Things I liked about it -
  • the fact that he kept referring to an anatomical chart to explain my muscles to me - give me science please, none of this energy flow, chakra mallarkey
  • the lack of chanting or any mention of dogs or suns and that Christopher flunked yoga at college so clearly feels the same way as me
  • that everyone else there was at least as old as me or looked it. Of course this could just mean that Pilates is for older people and thus I am now old but it made me feel slim and fit looking even if my knees do click a bit.
Things I'm not sure I liked -

  • the hurting parts
  • the torture tables, pulleys and so on. Though they are probably harmless, they don't look it
  • finding out that I walk funny, stand funny and am going to fall to pieces imminently. Oh and that my knees click 

10 January, 2010

This weekend: art appreciation


We've had another full and interesting weekend exploring San Francisco. Yesterday, we went on a walk around the Mission district which I think is my favourite part of town.
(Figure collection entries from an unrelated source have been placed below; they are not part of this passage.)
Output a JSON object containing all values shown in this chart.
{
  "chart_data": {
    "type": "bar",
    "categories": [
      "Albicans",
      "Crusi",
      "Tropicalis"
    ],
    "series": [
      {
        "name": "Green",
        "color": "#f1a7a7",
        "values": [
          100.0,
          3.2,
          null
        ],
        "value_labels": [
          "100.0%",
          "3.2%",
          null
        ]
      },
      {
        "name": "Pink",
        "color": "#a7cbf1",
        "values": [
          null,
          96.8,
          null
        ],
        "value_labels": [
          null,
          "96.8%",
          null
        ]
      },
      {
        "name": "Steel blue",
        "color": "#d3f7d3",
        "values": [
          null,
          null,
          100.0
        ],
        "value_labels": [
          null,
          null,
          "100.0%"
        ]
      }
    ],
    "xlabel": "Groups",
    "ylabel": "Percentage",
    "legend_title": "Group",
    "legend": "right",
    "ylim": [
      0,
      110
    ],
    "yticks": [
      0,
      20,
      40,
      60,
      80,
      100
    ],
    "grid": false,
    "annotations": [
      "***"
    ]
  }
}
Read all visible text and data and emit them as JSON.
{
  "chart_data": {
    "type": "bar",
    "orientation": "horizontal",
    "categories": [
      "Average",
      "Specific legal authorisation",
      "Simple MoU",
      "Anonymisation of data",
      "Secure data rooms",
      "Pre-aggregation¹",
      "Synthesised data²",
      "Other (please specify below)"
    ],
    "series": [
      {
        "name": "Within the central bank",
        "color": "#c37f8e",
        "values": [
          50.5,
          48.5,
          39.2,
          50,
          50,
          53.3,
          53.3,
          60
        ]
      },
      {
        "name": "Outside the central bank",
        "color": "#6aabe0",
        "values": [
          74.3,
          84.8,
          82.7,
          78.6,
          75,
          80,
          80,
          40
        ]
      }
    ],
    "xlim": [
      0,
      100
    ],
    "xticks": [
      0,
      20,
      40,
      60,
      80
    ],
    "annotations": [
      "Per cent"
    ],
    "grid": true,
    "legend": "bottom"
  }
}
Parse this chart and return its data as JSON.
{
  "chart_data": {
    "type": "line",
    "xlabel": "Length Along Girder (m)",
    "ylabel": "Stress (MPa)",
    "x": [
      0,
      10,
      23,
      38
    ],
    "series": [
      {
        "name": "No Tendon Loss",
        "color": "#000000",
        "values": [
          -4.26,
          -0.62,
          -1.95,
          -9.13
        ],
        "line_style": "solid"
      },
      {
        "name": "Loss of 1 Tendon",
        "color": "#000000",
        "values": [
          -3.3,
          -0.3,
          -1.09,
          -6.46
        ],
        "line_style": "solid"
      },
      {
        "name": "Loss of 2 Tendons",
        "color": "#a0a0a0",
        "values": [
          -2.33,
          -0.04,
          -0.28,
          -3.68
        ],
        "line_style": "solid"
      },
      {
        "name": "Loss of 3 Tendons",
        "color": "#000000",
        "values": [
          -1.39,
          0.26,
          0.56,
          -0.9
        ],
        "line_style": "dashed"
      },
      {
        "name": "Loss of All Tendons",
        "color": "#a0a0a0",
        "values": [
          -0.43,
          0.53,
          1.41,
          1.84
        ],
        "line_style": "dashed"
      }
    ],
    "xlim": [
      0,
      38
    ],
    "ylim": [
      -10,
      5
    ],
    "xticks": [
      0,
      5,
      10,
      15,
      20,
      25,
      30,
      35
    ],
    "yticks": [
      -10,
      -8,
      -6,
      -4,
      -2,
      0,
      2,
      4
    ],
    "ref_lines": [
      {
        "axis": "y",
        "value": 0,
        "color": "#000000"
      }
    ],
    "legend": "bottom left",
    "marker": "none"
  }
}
It is quirky and interesting and diverse and funky. You never quite know what you'll find around the corner. Tom who works south of SF down the peninsula doesn't get to explore the city as much as the girls and I, so our walk down Valencia, across to Mission and along 24th towards Bryant and beyond was partly to show him around one of our local neighbourhoods. The Mission is known for its murals which are everywhere and I had found a beautiful small playground of murals and sculptures, some reminiscent of Gaudi's Parc Guell in Barcelona, that I wanted to share with him and the girls. And now I'm sharing it with you.





After that we went to the free gallery that is Balmy Alley, running a block between 24th and 25th just west of Harrison. One mural after another on houses and garages and walls. Many political, all individual, interesting and accomplished.




Today, we paid to see art at the SF Museum of Modern Art. Many galleries were closed as they are currently installing several new shows, but we saw enough to realize that this is a major museum with an excellent collection. Some beautiful Picassos, Matisses, Klees and Pollacks plus some later conceptual pieces that led to unsatisfactory conversations with my youngest ("What's that?" "I don't know." "But why is that boot there?" "I don't know but don't touch" "But why" "Shall we go and look at that picture of flowers?").